IBM Research predicts five innovations that will change our lives within five years.

What if, within five years, the food supply chain was simpler, safer, and less wasteful?

IBM researchers are working to transform the food supply chain as we know it

Within the next five years, the Earth’s population will cross the eight billion mark for the first time. Our complex food supply chain—already stressed by climate change and a finite water supply—will only be tested further. To meet the demands of this crowded future, IBM researchers are exploring new technologies and devices, scientific breakthroughs, and entirely new ways of thinking about food safety and security.


#twinning: Farming's digital doubles will help feed a growing population using less resources.

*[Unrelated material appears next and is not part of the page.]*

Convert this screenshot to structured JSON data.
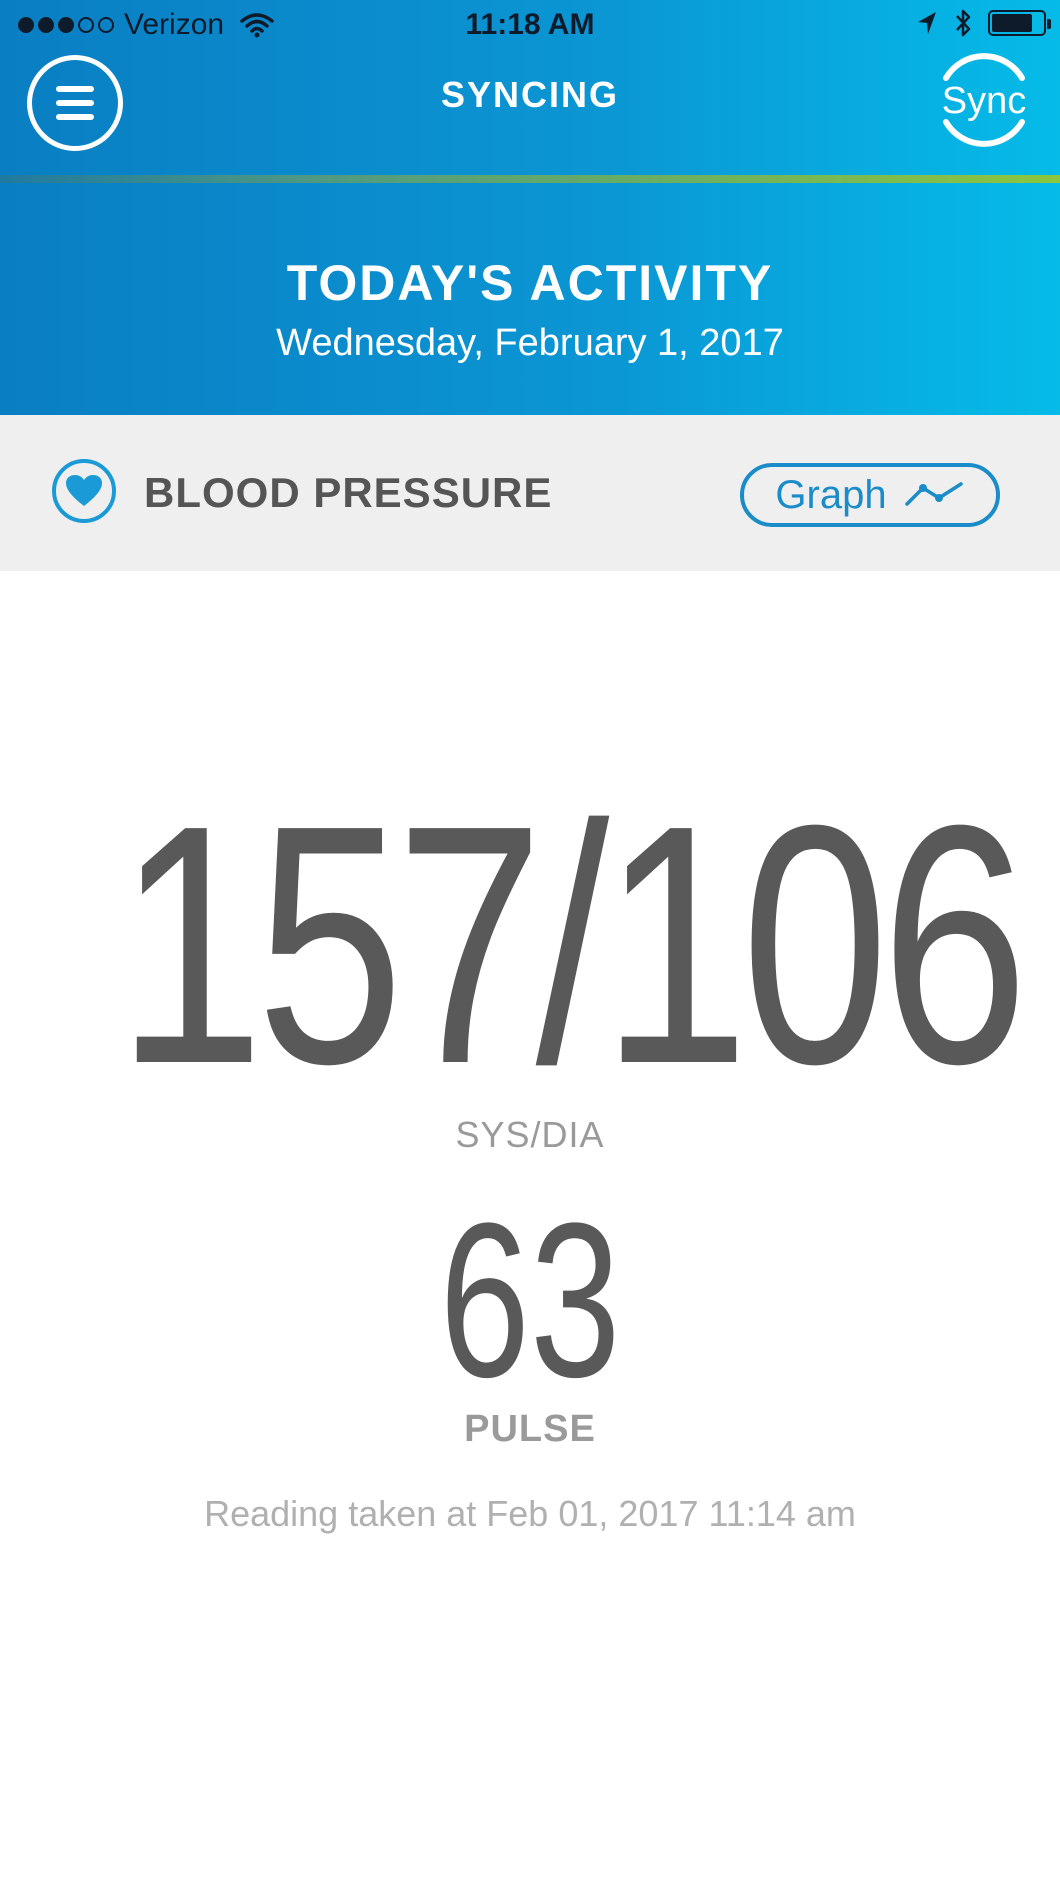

Imagine a planet where instant access to critical data on the world’s farmland could be provided to anyone that needs it. In the next five years, this will become reality when a digital twin of the world’s agricultural resources is readily available.

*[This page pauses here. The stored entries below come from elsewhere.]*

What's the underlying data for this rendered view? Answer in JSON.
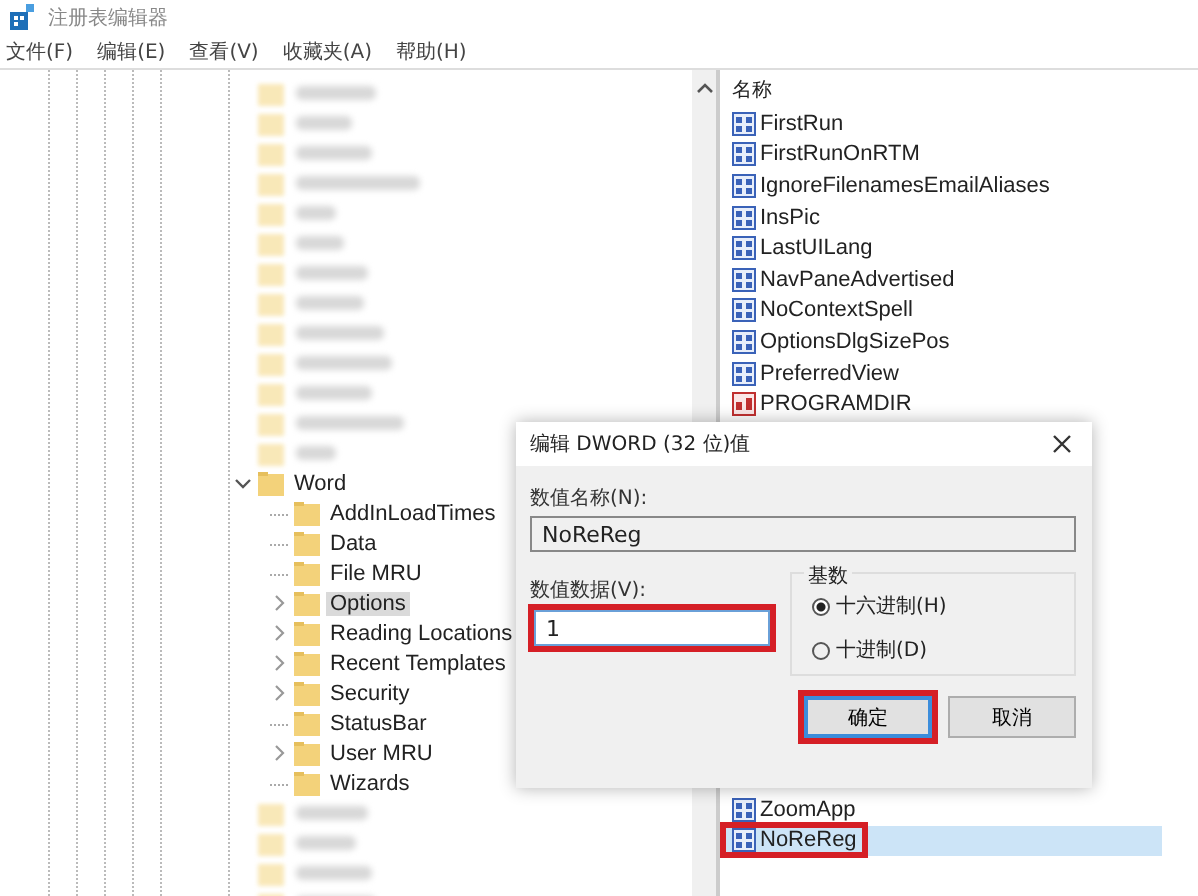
{
  "window": {
    "title": "注册表编辑器"
  },
  "menu": [
    "文件(F)",
    "编辑(E)",
    "查看(V)",
    "收藏夹(A)",
    "帮助(H)"
  ],
  "tree": {
    "items": [
      {
        "kind": "blurred"
      },
      {
        "kind": "blurred"
      },
      {
        "kind": "blurred"
      },
      {
        "kind": "blurred"
      },
      {
        "kind": "blurred"
      },
      {
        "kind": "blurred"
      },
      {
        "kind": "blurred"
      },
      {
        "kind": "blurred"
      },
      {
        "kind": "blurred"
      },
      {
        "kind": "blurred"
      },
      {
        "kind": "blurred"
      },
      {
        "kind": "blurred"
      },
      {
        "kind": "blurred"
      },
      {
        "kind": "key",
        "label": "Word",
        "expanded": true,
        "children": [
          {
            "label": "AddInLoadTimes",
            "has_children": false,
            "selected": false
          },
          {
            "label": "Data",
            "has_children": false,
            "selected": false
          },
          {
            "label": "File MRU",
            "has_children": false,
            "selected": false
          },
          {
            "label": "Options",
            "has_children": true,
            "selected": true
          },
          {
            "label": "Reading Locations",
            "has_children": true,
            "selected": false
          },
          {
            "label": "Recent Templates",
            "has_children": true,
            "selected": false
          },
          {
            "label": "Security",
            "has_children": true,
            "selected": false
          },
          {
            "label": "StatusBar",
            "has_children": false,
            "selected": false
          },
          {
            "label": "User MRU",
            "has_children": true,
            "selected": false
          },
          {
            "label": "Wizards",
            "has_children": false,
            "selected": false
          }
        ]
      },
      {
        "kind": "blurred"
      },
      {
        "kind": "blurred"
      },
      {
        "kind": "blurred"
      },
      {
        "kind": "blurred"
      }
    ]
  },
  "values": {
    "header": "名称",
    "rows": [
      {
        "kind": "dword",
        "name": "FirstRun",
        "selected": false,
        "highlighted": false
      },
      {
        "kind": "dword",
        "name": "FirstRunOnRTM",
        "selected": false,
        "highlighted": false
      },
      {
        "kind": "dword",
        "name": "IgnoreFilenamesEmailAliases",
        "selected": false,
        "highlighted": false
      },
      {
        "kind": "dword",
        "name": "InsPic",
        "selected": false,
        "highlighted": false
      },
      {
        "kind": "dword",
        "name": "LastUILang",
        "selected": false,
        "highlighted": false
      },
      {
        "kind": "dword",
        "name": "NavPaneAdvertised",
        "selected": false,
        "highlighted": false
      },
      {
        "kind": "dword",
        "name": "NoContextSpell",
        "selected": false,
        "highlighted": false
      },
      {
        "kind": "dword",
        "name": "OptionsDlgSizePos",
        "selected": false,
        "highlighted": false
      },
      {
        "kind": "dword",
        "name": "PreferredView",
        "selected": false,
        "highlighted": false
      },
      {
        "kind": "string",
        "name": "PROGRAMDIR",
        "selected": false,
        "highlighted": false
      },
      {
        "kind": "hidden"
      },
      {
        "kind": "hidden"
      },
      {
        "kind": "hidden"
      },
      {
        "kind": "hidden"
      },
      {
        "kind": "hidden"
      },
      {
        "kind": "hidden"
      },
      {
        "kind": "hidden"
      },
      {
        "kind": "hidden"
      },
      {
        "kind": "hidden"
      },
      {
        "kind": "hidden"
      },
      {
        "kind": "hidden"
      },
      {
        "kind": "hidden"
      },
      {
        "kind": "dword",
        "name": "ZoomApp",
        "selected": false,
        "highlighted": false
      },
      {
        "kind": "dword",
        "name": "NoReReg",
        "selected": true,
        "highlighted": true
      }
    ]
  },
  "dialog": {
    "title": "编辑 DWORD (32 位)值",
    "name_label": "数值名称(N):",
    "name_value": "NoReReg",
    "data_label": "数值数据(V):",
    "data_value": "1",
    "data_highlighted": true,
    "base_label": "基数",
    "bases": [
      {
        "label": "十六进制(H)",
        "selected": true
      },
      {
        "label": "十进制(D)",
        "selected": false
      }
    ],
    "buttons": [
      {
        "label": "确定",
        "kind": "default",
        "highlighted": true
      },
      {
        "label": "取消",
        "kind": "normal",
        "highlighted": false
      }
    ]
  }
}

Spoiler alert: Blockchain will prevent more food from going to waste.

Within five years, we’ll eliminate many of the costly unknowns in the food supply chain. From farmers to grocery suppliers, each participant in the food ecosystem will know exactly how much to plant, order, and ship. Food loss will diminish greatly and the produce that ends up in our carts will be fresher—when blockchain technology, IoT devices, and AI algorithms join forces.

Mapping the microbiome will protect us from bad bacteria.

Within five years, food safety inspectors around the world will gain a new superpower: the ability to understand how millions of microbes coexist within the food supply chain. These microbes—some healthy for human consumption, others not—are everywhere –in foods at farms, factories, and grocery stores. The ability to constantly and cheaply monitor the behaviors of microbes at every stage of the supply chain represents a huge leap in food safety.

Dinner plate detectives: AI sensors will detect foodborne pathogens at home.

Within five years, the world’s farmers, food processors, and grocers—along with its billions of home cooks—will be able to detect dangerous contaminants effortlessly in their food. All they’ll need is a cell phone or a countertop with AI sensors.

A radical new recycling process will breathe new life into old plastic.

In five years, the disposal of trash and the creation of new plastics will be completely transformed. Everything from milk cartons and cookie containers to grocery bags and clothing will be recyclable, and polyester manufacturing companies will be able to take in refuse and turn it into something useful again.